Our aggregate results align with recent meta-analyses [20,21] reporting that state-of-the-art imaging AI reaches AUC ≈ 0.86–0.94 and, in selected tasks, can match or surpass individual radiologists [21,23]. The complementary patterns of liberal AI (more FP) and conservative readers (more FN) suggest that hybrid strategies—such as triage or double-reading—may reduce important misses while managing FP burden [23]. Incorrect AI outputs can influence readers’ decisions, underscoring the need for guardrails in hybrid workflows [18]. Similar FP–FN patterns have been synthesized in systematic reviews of AI error characteristics [16].

4.1. Strengths and limitations

Key strengths include:

Multi-reader design with blinded interpretation and expert consensus reference standard;

Simultaneous evaluation of 16 diverse targets, enabling a comprehensive view of performance;

Stratification of errors by clinical significance, which provides insights beyond raw sensitivity and specificity.

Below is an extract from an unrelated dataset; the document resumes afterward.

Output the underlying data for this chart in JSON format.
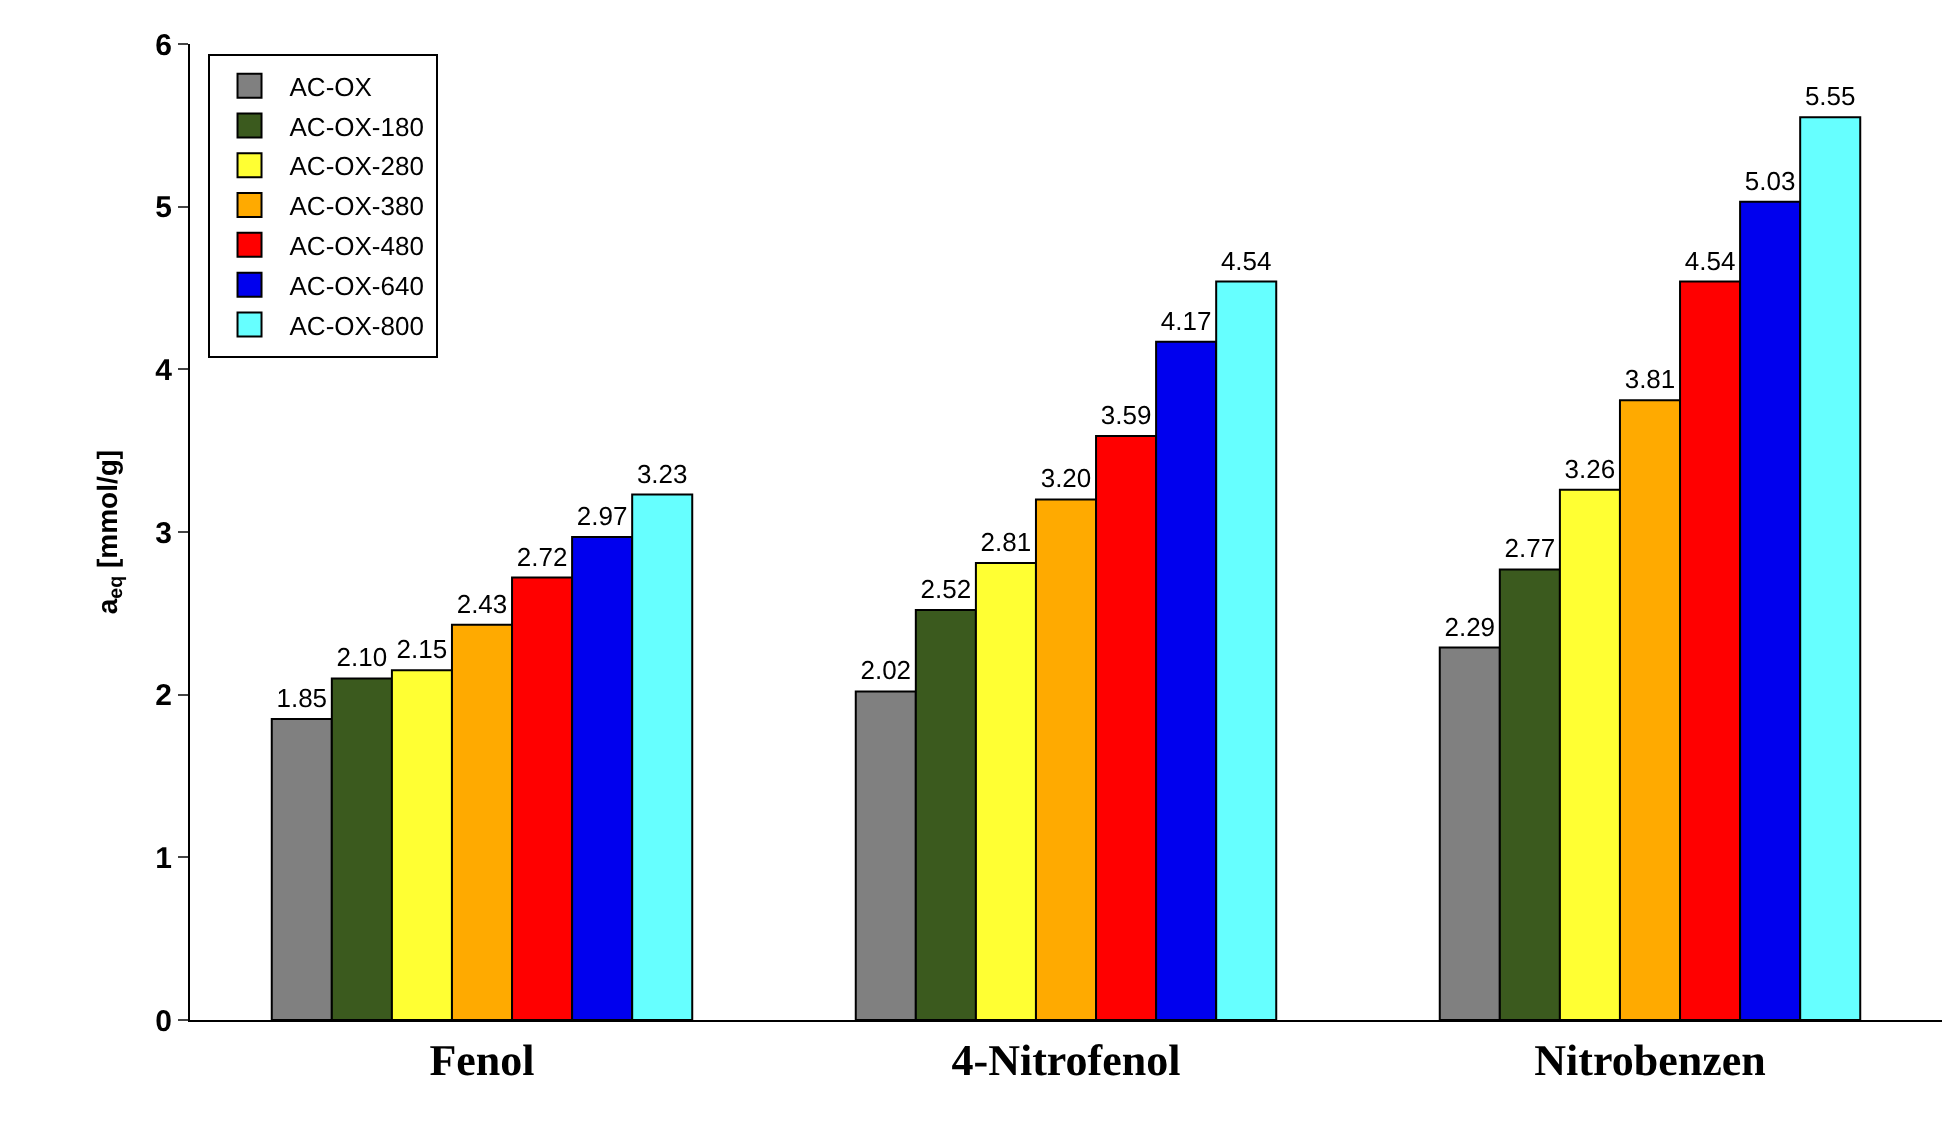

Interpretive pitfalls and potential automation bias necessitate procedural safeguards and reader training [15].

Limitations include:

Single external dataset, limiting generalizability across protocols and institutions;

Protocol heterogeneity within BIMCV-COVID19+ and incomplete non-contrast phases for some studies;

Lack of transparency regarding the proprietary model’s architecture and potential ensembling strategies;

Translation from curated datasets to clinical applicability can vary across modalities and tasks [14];

Absence of formal inter-reader variability analysis and external validation on independent cohorts. Limitations of AI services observed in radiography evaluations further argue for protocol-aware validation [19].

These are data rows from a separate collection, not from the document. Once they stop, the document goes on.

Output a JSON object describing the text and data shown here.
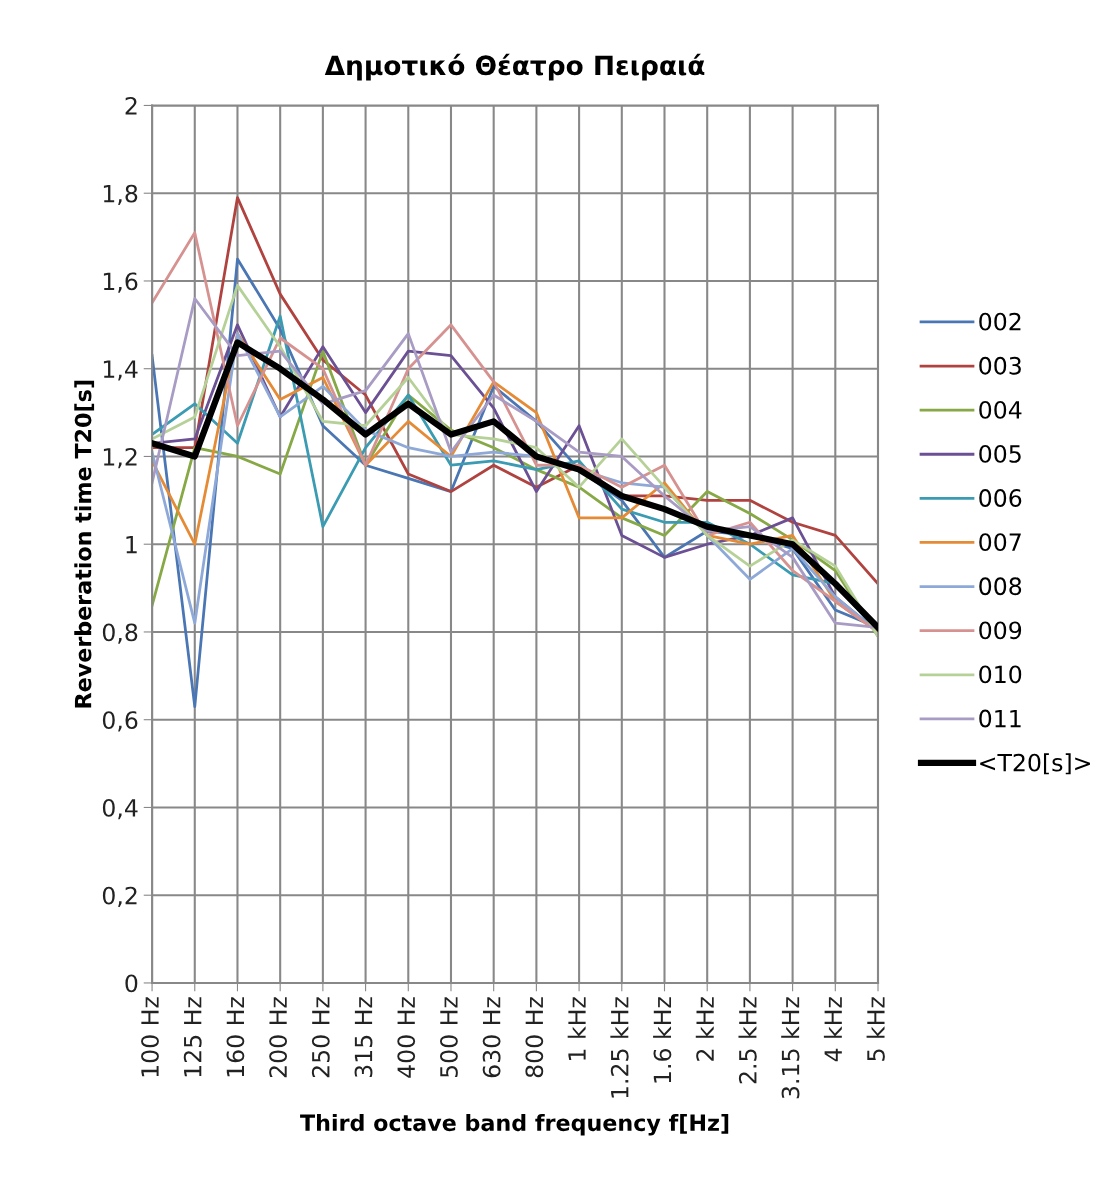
{
  "chart_data": {
    "type": "line",
    "title": "Δημοτικό Θέατρο Πειραιά",
    "xlabel": "Third octave band frequency f[Hz]",
    "ylabel": "Reverberation time T20[s]",
    "categories": [
      "100 Hz",
      "125 Hz",
      "160 Hz",
      "200 Hz",
      "250 Hz",
      "315 Hz",
      "400 Hz",
      "500 Hz",
      "630 Hz",
      "800 Hz",
      "1 kHz",
      "1.25 kHz",
      "1.6 kHz",
      "2 kHz",
      "2.5 kHz",
      "3.15 kHz",
      "4 kHz",
      "5 kHz"
    ],
    "ylim": [
      0,
      2
    ],
    "yticks": [
      0,
      {
        "value": 0.2,
        "label": "0,2"
      },
      {
        "value": 0.4,
        "label": "0,4"
      },
      {
        "value": 0.6,
        "label": "0,6"
      },
      {
        "value": 0.8,
        "label": "0,8"
      },
      1,
      {
        "value": 1.2,
        "label": "1,2"
      },
      {
        "value": 1.4,
        "label": "1,4"
      },
      {
        "value": 1.6,
        "label": "1,6"
      },
      {
        "value": 1.8,
        "label": "1,8"
      },
      2
    ],
    "grid": true,
    "legend": "right",
    "marker": "none",
    "line_style": "solid",
    "series": [
      {
        "name": "002",
        "color": "#4a76b4",
        "values": [
          1.43,
          0.63,
          1.65,
          1.49,
          1.27,
          1.18,
          1.15,
          1.12,
          1.36,
          1.28,
          1.17,
          1.1,
          0.97,
          1.03,
          1.02,
          0.99,
          0.85,
          0.81
        ]
      },
      {
        "name": "003",
        "color": "#b0433f",
        "values": [
          1.22,
          1.22,
          1.79,
          1.57,
          1.42,
          1.34,
          1.16,
          1.12,
          1.18,
          1.13,
          1.18,
          1.11,
          1.11,
          1.1,
          1.1,
          1.05,
          1.02,
          0.91
        ]
      },
      {
        "name": "004",
        "color": "#86a845",
        "values": [
          0.86,
          1.22,
          1.2,
          1.16,
          1.44,
          1.18,
          1.34,
          1.26,
          1.22,
          1.17,
          1.13,
          1.06,
          1.02,
          1.12,
          1.07,
          1.01,
          0.94,
          0.79
        ]
      },
      {
        "name": "005",
        "color": "#6b5094",
        "values": [
          1.23,
          1.24,
          1.5,
          1.29,
          1.45,
          1.3,
          1.44,
          1.43,
          1.31,
          1.12,
          1.27,
          1.02,
          0.97,
          1.0,
          1.02,
          1.06,
          0.88,
          0.8
        ]
      },
      {
        "name": "006",
        "color": "#3a9bb2",
        "values": [
          1.25,
          1.32,
          1.23,
          1.52,
          1.04,
          1.22,
          1.34,
          1.18,
          1.19,
          1.17,
          1.19,
          1.08,
          1.05,
          1.05,
          1.0,
          0.93,
          0.91,
          0.8
        ]
      },
      {
        "name": "007",
        "color": "#e58a35",
        "values": [
          1.19,
          1.0,
          1.48,
          1.33,
          1.38,
          1.18,
          1.28,
          1.2,
          1.37,
          1.3,
          1.06,
          1.06,
          1.14,
          1.02,
          1.0,
          1.02,
          0.87,
          0.8
        ]
      },
      {
        "name": "008",
        "color": "#8ea9d8",
        "values": [
          1.21,
          0.82,
          1.48,
          1.29,
          1.36,
          1.26,
          1.22,
          1.2,
          1.21,
          1.2,
          1.17,
          1.14,
          1.13,
          1.02,
          0.92,
          0.99,
          0.88,
          0.8
        ]
      },
      {
        "name": "009",
        "color": "#d69290",
        "values": [
          1.55,
          1.71,
          1.27,
          1.47,
          1.4,
          1.18,
          1.4,
          1.5,
          1.37,
          1.18,
          1.18,
          1.13,
          1.18,
          1.02,
          1.05,
          0.94,
          0.87,
          0.8
        ]
      },
      {
        "name": "010",
        "color": "#b6d197",
        "values": [
          1.24,
          1.29,
          1.59,
          1.45,
          1.28,
          1.27,
          1.38,
          1.25,
          1.24,
          1.22,
          1.13,
          1.24,
          1.13,
          1.02,
          0.95,
          1.01,
          0.95,
          0.79
        ]
      },
      {
        "name": "011",
        "color": "#a89bc4",
        "values": [
          1.14,
          1.56,
          1.43,
          1.44,
          1.32,
          1.35,
          1.48,
          1.21,
          1.34,
          1.28,
          1.21,
          1.2,
          1.11,
          1.03,
          1.04,
          0.97,
          0.82,
          0.81
        ]
      },
      {
        "name": "<T20[s]>",
        "color": "#000000",
        "values": [
          1.23,
          1.2,
          1.46,
          1.4,
          1.33,
          1.25,
          1.32,
          1.25,
          1.28,
          1.2,
          1.17,
          1.11,
          1.08,
          1.04,
          1.02,
          1.0,
          0.91,
          0.81
        ]
      }
    ]
  }
}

4.2. Public Health Implications

Use of multi-target CT AI may improve early detection of significant findings, speed up reporting, and optimize resource use—critical for systems facing radiologist shortages. Such deployment could enhance population-level outcomes and reduce costs from delayed diagnoses, but requires careful monitoring of error profiles, protocol harmonization, and adherence to evidence-based standards to ensure equitable, safe benefits.

4.3. Future directions

Perform multi-center replication with protocol-aware validation to ensure robustness across scanners and acquisition techniques;

Explore operating point calibration or task-specific thresholds to optimize the FP–FN balance;

Develop targeted refinements for small solid-organ lesions, parenchymal textures, and urolithiasis detection;

Investigate workflow integration strategies, including triage, double reading, or AI-assisted decision support, to translate performance gains into clinical benefit.

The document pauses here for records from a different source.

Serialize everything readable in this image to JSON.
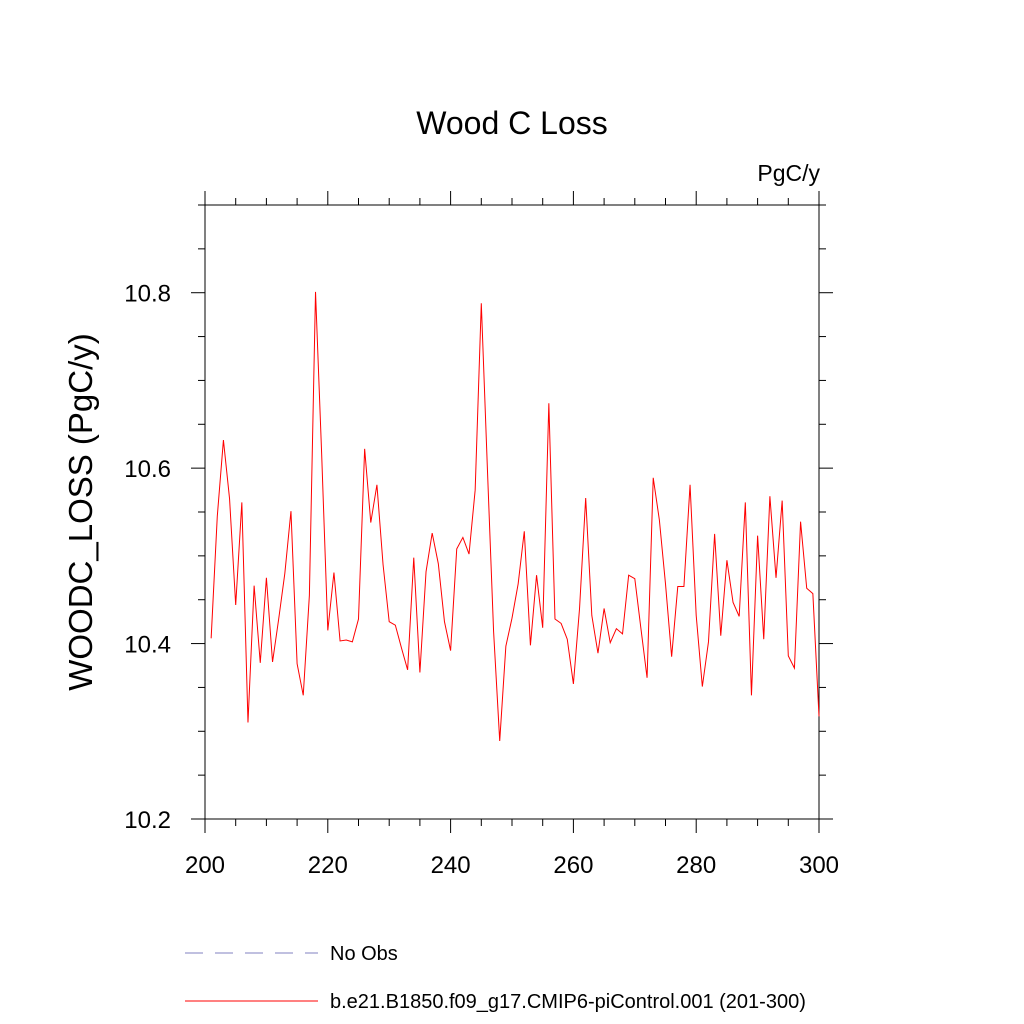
{
  "chart_data": {
    "type": "line",
    "title": "Wood C Loss",
    "units_label": "PgC/y",
    "xlabel": "",
    "ylabel": "WOODC_LOSS  (PgC/y)",
    "xlim": [
      200,
      300
    ],
    "ylim": [
      10.2,
      10.9
    ],
    "x_ticks": [
      "200",
      "220",
      "240",
      "260",
      "280",
      "300"
    ],
    "y_ticks": [
      "10.2",
      "10.4",
      "10.6",
      "10.8"
    ],
    "grid": false,
    "legend_position": "bottom",
    "legend": [
      {
        "label": "No Obs",
        "style": "dashed",
        "color": "#8080c0"
      },
      {
        "label": "b.e21.B1850.f09_g17.CMIP6-piControl.001 (201-300)",
        "style": "solid",
        "color": "#ff0000"
      }
    ],
    "series": [
      {
        "name": "b.e21.B1850.f09_g17.CMIP6-piControl.001 (201-300)",
        "color": "#ff0000",
        "x": [
          201,
          202,
          203,
          204,
          205,
          206,
          207,
          208,
          209,
          210,
          211,
          212,
          213,
          214,
          215,
          216,
          217,
          218,
          219,
          220,
          221,
          222,
          223,
          224,
          225,
          226,
          227,
          228,
          229,
          230,
          231,
          232,
          233,
          234,
          235,
          236,
          237,
          238,
          239,
          240,
          241,
          242,
          243,
          244,
          245,
          246,
          247,
          248,
          249,
          250,
          251,
          252,
          253,
          254,
          255,
          256,
          257,
          258,
          259,
          260,
          261,
          262,
          263,
          264,
          265,
          266,
          267,
          268,
          269,
          270,
          271,
          272,
          273,
          274,
          275,
          276,
          277,
          278,
          279,
          280,
          281,
          282,
          283,
          284,
          285,
          286,
          287,
          288,
          289,
          290,
          291,
          292,
          293,
          294,
          295,
          296,
          297,
          298,
          299,
          300
        ],
        "values": [
          10.406,
          10.545,
          10.632,
          10.565,
          10.444,
          10.561,
          10.31,
          10.466,
          10.378,
          10.475,
          10.379,
          10.428,
          10.48,
          10.551,
          10.377,
          10.341,
          10.455,
          10.801,
          10.616,
          10.415,
          10.481,
          10.403,
          10.404,
          10.402,
          10.428,
          10.622,
          10.538,
          10.581,
          10.49,
          10.425,
          10.421,
          10.395,
          10.37,
          10.498,
          10.367,
          10.482,
          10.526,
          10.491,
          10.425,
          10.392,
          10.508,
          10.521,
          10.502,
          10.575,
          10.788,
          10.598,
          10.414,
          10.289,
          10.397,
          10.429,
          10.468,
          10.528,
          10.398,
          10.478,
          10.418,
          10.674,
          10.428,
          10.423,
          10.405,
          10.354,
          10.44,
          10.566,
          10.432,
          10.389,
          10.44,
          10.401,
          10.417,
          10.411,
          10.478,
          10.474,
          10.417,
          10.361,
          10.589,
          10.541,
          10.468,
          10.385,
          10.465,
          10.465,
          10.581,
          10.432,
          10.351,
          10.402,
          10.525,
          10.409,
          10.495,
          10.447,
          10.431,
          10.561,
          10.341,
          10.523,
          10.405,
          10.568,
          10.475,
          10.563,
          10.386,
          10.372,
          10.539,
          10.463,
          10.457,
          10.317
        ]
      }
    ]
  }
}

Evaluate the economic and public health impact of multi-target AI deployment, including cost-effectiveness analyses, resource allocation, and potential reductions in population-level morbidity and healthcare expenditures.

5. Conclusions

A clinically deployed multi-target AI service demonstrated high diagnostic accuracy on chest and abdominal CT across 16 predefined features, outperforming individual radiologists on several vascular, osseous, and morphometric targets while underperforming on urolithiasis and small solid-organ lesions. Clinically important AI errors were rare and predominantly involved missed focal lesions. These findings support the use of multi-target AI as a complementary second reader, provided protocol alignment is ensured and error profiles are prospectively monitored. Future multi-center validations and workflow studies are warranted to confirm generalizability and define optimal integration strategies in routine practice.